Karl Woschitz of IGS attended the council’s meeting Monday evening to explain their contract with the village, which is expected to save the village around $127 per month or approximately $1,500 by the end of the contract. The contract is for $0.0649 per kilowatt hour (kWh).
Village administrator Mike Busse said that he had looked into ending the village’s former contract with DPL Energy early in order to shop around and possibly enter the village into the electric aggregation program. The cost to leave the contract would have been $9,000, but now that IGS has taken over DPL Energy, IGS worked with the village to replace their current contract and provide the village with some savings.
The contract will end in May 2018. At that time, the village can shop around for their energy generation supplier again.
Also during their meeting, the council approved the rezoning the area of the village from Bridge Street to Broadway and Wenrick to Pearl Street. The area, when it was being developed, was zoned as multi-family homes regardless of whether or not the homes became a single-family residence instead, as residences that are zoned multi-family can also have just a single family living in them.
Busse previously noted during their public hearing on the issue in April that since around 2008, some of those homes have been converted into multi-use apartments without regard to whether or not there was enough parking or adequate water service.
Busse said that the village went to each residence and/or business in that area to see what their current use was, whether or not the home was a single-family residence. In addition to some of the single-family residences being zoned as multi-family homes, some of the residences were actually zoned as businesses when they had not been used as a business for a number of years.
The rezoning of that area is to meant to reflect the properties’ current use. This ordinance was approved after three readings.
The council also waived the three-reading rule and approved a resolution of necessity declaring the need to replace damaged curbs on Debra, Ullery, and Chestnut streets. They authorized Busse to obtain quotes for the cost of the curb replacement.
The council also authorized two purchases during their meeting. The first purchase was of 75 Badger water meters from Buckeye State Pipe. It was approved at a cost of $15,540.
“By the end of the year … we’ll have most of the water meters installed,” said Busse, who estimated the village has around 150 water meters left to replace.
The council also approved the purchase of of a new email/domain controller server from Royal Computer. It was approved at a total cost of $14,782, which includes the server, material, and labor to install the server.
The council also heard the second reading of a resolution of an agreement with McCulloch, Felger, Fite and Gutmann that retains village attorney Frank Patrizio’s services with the village.

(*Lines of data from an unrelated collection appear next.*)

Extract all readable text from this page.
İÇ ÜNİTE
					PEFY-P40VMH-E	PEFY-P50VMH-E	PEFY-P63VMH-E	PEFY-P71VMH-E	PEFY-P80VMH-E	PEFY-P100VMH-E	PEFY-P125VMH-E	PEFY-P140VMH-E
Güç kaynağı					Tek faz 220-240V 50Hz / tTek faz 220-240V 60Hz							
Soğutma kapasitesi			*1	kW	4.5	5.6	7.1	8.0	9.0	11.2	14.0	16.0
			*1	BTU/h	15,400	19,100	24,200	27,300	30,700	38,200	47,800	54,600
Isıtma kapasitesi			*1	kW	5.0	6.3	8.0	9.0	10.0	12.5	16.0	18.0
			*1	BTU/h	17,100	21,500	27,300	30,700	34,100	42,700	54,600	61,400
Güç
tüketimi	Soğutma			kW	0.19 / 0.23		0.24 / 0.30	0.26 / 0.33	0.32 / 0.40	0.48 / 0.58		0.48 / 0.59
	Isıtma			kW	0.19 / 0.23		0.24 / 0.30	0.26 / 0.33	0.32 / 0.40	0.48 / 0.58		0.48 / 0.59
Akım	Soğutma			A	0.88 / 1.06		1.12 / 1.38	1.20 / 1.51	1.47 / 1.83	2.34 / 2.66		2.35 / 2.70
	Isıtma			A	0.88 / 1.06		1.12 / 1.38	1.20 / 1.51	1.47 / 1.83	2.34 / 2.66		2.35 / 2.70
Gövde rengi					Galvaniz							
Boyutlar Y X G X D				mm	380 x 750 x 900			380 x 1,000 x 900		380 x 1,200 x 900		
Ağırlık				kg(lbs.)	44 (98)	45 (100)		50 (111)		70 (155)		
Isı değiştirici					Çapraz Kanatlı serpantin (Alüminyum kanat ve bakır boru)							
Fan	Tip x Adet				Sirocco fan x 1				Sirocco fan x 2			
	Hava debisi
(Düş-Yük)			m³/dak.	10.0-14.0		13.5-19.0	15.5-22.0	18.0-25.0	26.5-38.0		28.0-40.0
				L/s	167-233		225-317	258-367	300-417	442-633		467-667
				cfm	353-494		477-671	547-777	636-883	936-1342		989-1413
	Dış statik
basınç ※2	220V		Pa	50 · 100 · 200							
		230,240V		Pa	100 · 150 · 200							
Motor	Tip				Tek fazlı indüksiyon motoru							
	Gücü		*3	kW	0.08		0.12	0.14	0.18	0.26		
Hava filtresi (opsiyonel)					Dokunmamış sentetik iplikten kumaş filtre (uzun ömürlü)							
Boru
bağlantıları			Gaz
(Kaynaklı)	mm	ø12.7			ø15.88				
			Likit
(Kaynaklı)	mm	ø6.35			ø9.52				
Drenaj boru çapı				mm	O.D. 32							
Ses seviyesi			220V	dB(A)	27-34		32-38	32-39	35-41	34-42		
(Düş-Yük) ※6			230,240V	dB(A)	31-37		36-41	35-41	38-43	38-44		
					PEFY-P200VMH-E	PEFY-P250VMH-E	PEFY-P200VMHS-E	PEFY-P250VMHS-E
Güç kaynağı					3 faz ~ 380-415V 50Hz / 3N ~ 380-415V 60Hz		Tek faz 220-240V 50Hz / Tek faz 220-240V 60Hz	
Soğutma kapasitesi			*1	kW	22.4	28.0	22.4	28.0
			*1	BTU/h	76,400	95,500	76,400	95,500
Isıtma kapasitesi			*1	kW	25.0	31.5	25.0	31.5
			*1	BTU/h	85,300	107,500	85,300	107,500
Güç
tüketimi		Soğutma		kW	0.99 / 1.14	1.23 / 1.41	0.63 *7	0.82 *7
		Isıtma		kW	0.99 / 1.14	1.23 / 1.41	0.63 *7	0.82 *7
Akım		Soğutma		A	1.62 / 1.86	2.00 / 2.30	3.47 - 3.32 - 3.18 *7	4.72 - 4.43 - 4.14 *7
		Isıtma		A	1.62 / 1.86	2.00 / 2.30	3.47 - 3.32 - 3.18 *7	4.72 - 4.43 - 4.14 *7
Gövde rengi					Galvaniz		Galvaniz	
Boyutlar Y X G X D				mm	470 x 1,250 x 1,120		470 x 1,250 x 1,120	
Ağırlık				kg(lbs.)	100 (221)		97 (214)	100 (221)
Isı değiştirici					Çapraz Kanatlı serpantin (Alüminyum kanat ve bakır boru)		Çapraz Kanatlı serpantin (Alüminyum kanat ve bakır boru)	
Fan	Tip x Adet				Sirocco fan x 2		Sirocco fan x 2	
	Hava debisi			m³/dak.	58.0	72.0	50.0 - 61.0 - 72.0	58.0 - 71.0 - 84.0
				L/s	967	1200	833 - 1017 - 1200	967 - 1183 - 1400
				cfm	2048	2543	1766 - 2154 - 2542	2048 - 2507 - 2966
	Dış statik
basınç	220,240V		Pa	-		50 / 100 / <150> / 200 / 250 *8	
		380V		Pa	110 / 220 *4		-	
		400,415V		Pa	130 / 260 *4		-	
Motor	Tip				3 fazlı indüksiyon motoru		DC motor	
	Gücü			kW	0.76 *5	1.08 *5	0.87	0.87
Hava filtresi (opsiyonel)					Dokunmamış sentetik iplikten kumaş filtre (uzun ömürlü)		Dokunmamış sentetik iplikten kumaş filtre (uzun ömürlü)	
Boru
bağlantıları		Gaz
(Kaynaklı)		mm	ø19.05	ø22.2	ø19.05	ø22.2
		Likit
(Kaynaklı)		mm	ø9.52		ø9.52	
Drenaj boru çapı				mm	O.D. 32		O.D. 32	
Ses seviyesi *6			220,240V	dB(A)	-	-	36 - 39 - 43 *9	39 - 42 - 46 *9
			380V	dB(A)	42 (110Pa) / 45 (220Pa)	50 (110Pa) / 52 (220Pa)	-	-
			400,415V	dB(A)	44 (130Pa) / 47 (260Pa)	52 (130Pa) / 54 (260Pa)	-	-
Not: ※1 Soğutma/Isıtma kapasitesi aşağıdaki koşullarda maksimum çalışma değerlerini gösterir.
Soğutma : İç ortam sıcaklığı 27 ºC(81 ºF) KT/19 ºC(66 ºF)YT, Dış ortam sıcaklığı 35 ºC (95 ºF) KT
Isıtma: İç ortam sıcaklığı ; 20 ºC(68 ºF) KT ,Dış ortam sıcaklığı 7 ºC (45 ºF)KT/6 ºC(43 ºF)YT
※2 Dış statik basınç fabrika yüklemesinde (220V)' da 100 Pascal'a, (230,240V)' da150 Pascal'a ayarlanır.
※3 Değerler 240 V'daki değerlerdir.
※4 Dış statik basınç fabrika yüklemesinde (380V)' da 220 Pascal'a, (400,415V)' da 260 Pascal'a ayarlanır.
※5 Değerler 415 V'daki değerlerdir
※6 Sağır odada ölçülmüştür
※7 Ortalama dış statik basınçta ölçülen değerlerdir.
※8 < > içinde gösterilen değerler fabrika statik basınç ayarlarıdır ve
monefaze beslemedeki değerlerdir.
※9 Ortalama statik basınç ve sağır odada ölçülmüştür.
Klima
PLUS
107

During Busse’s administrative report, he noted that the village is anticipating being awarded funding for the Wastewater Treatment Plant phase one improvement project from the Ohio Environmental Protection Agency, although they are still waiting on official confirmation.
“Everything’s moving forward,” Busse said. “We expect most of the construction to take place this fall with a May 2018 final completion date.”
Busse is also meeting with the city’s engineering consultant, the Ohio Department of Transportation, and the Miami Valley Regional Planning Commission to review and discuss the schedule for the High Street Project. The original estimate for the cost of the project is $4.3 million.
“We expect this project to be completed in the 2021-2022 budget year,” Busse said.
Busse also let the council know that the Covington Basic Code is available on the village’s website for the general public to view.
Busse also commended the Covington Police Department and Chief of Police Lee Harmon for the department receiving notification that they are in full compliance with the Ohio Collaborative program.
“It’s really an accomplishment to get that all done,” Busse said.
Busse reminded everyone that the police department is sponsoring a heroin and opiod education seminar on Monday, May 8, from 7-9 p.m. at the Covington K-8 School building, 807 Chestnut St.
The village will also be holding a planning and zoning meeting on Wednesday, May 17, at 7 p.m.